Spin reorientation and magnetic structure of HoCo12B6 ferrimagnetic compound.

The magnetic phase diagram is determined by combining magnetization measurements, ac susceptibility and neutron diffraction. The crystal and magnetic structures are also investigated. The HoCo12B6 compound exhibits ferrimagnetic behavior below TC = 147 K. Two antiferromagnetically coupled sublattices cancel out at the compensation temperature TComp = 46 K. HoCo12B6 undergoes a spin reorientation transition at TSR = 76 K; the easy magnetization axis changes from axial to basal plane upon heating. The magnitude of the magnetic moments and their orientation are described and discussed. It is revealed that HoCo12B6 compound exhibits a commensurate magnetic structure below TSR and an incommensurate one slightly above TSR. Significantly different magnetic moments have been observed on the two Co crystal sites, a very low magnetic moment of 0.14 µB being refined on the Co 18 g position.

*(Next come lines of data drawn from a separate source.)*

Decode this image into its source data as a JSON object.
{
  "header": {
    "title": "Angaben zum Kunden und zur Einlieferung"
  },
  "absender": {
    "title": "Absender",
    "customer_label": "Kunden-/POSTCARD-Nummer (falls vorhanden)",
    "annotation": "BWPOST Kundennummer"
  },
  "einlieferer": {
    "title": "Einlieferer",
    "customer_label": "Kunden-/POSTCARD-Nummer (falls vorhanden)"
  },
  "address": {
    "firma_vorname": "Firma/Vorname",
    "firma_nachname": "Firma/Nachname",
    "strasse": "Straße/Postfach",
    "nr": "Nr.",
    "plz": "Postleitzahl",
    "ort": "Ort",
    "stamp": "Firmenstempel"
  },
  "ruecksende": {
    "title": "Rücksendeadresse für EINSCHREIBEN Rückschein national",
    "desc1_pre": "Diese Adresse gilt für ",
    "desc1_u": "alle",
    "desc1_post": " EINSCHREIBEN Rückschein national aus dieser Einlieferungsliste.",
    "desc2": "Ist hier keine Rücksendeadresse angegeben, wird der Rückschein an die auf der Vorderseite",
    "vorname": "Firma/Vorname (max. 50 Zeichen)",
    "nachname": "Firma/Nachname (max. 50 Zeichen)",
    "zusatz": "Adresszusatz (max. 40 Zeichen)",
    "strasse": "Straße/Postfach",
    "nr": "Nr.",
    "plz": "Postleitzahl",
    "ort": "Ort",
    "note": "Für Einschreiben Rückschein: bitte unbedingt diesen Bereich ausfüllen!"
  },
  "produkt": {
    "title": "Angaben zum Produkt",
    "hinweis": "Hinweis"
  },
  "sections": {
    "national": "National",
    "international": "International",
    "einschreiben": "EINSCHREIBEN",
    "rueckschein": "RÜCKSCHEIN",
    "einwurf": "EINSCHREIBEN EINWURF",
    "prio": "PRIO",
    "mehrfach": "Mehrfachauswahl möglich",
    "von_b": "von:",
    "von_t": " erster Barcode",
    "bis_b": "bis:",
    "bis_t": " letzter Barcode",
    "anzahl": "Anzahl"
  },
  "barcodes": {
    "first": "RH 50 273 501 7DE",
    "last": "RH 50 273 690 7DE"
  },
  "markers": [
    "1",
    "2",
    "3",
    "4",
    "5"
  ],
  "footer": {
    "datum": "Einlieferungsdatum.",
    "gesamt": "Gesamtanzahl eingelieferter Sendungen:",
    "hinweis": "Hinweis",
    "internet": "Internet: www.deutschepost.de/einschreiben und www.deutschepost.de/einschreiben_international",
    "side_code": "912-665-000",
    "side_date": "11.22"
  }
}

In addition, the second order crystal electric-field parameter A2(0) at the rare-earth site is determined. This result is discussed and used to explain the observed spin reorientation transition by a competition between the Co and Ho sublattice anisotropy.

Large magnetovolume effects due to transition from the ferromagnetic to antiferromagnetic state in Hf0.825Ta0.175Fe2 intermetallic compound.

Intrinsic magnetic properties and magnetovolume effects have been investigated for the Hf0.825Ta0.175Fe2 itinerant-electron system, which exhibits a temperature-induced first-order transition from the ferromagnetic (FM) to the antiferromagnetic (AFM) state. The spontaneous volume magnetostriction contraction due to this transition from the high-volume FM state to the low-volume AFM state is about 0.66%. Applying a magnetic field increases significantly the FM-AFM transition temperature T(FM-AFM), with a rate of 7.2 K T(-1). At temperatures T > T(FM-AFM) a first-order metamagnetic transition between the AFM and FM states has been observed from isothermal magnetization curves, a result attributed to the itinerant-electron character of the Fe magnetism. This AFM-FM transition is accompanied by a huge field-induced volume magnetostriction. The change in ΔV/V due to the AFM-FM transition is about 0.75%.

Ferrimagnetism in GdCo(12-x)Fe(x)B6.

The effects of iron substitution on the structural and magnetic properties of the GdCo(12-x)Fe(x)B6 (0 ≤ x ≤ 3) series of compounds have been studied. All of the compounds form in the rhombohedral SrNi12B6-type structure and exhibit ferrimagnetic behaviour below room temperature: T(C) decreases from 158 K for x = 0 to 93 K for x = 3. (155)Gd Mössbauer spectroscopy indicates that the easy magnetization axis changes from axial to basal-plane upon substitution of Fe for Co. This observation has been confirmed using neutron powder diffraction. The axial to basal-plane transition is remarkably sensitive to the Fe content and comparison with earlier (57)Fe-doping studies suggests that the boundary lies below x = 0.1.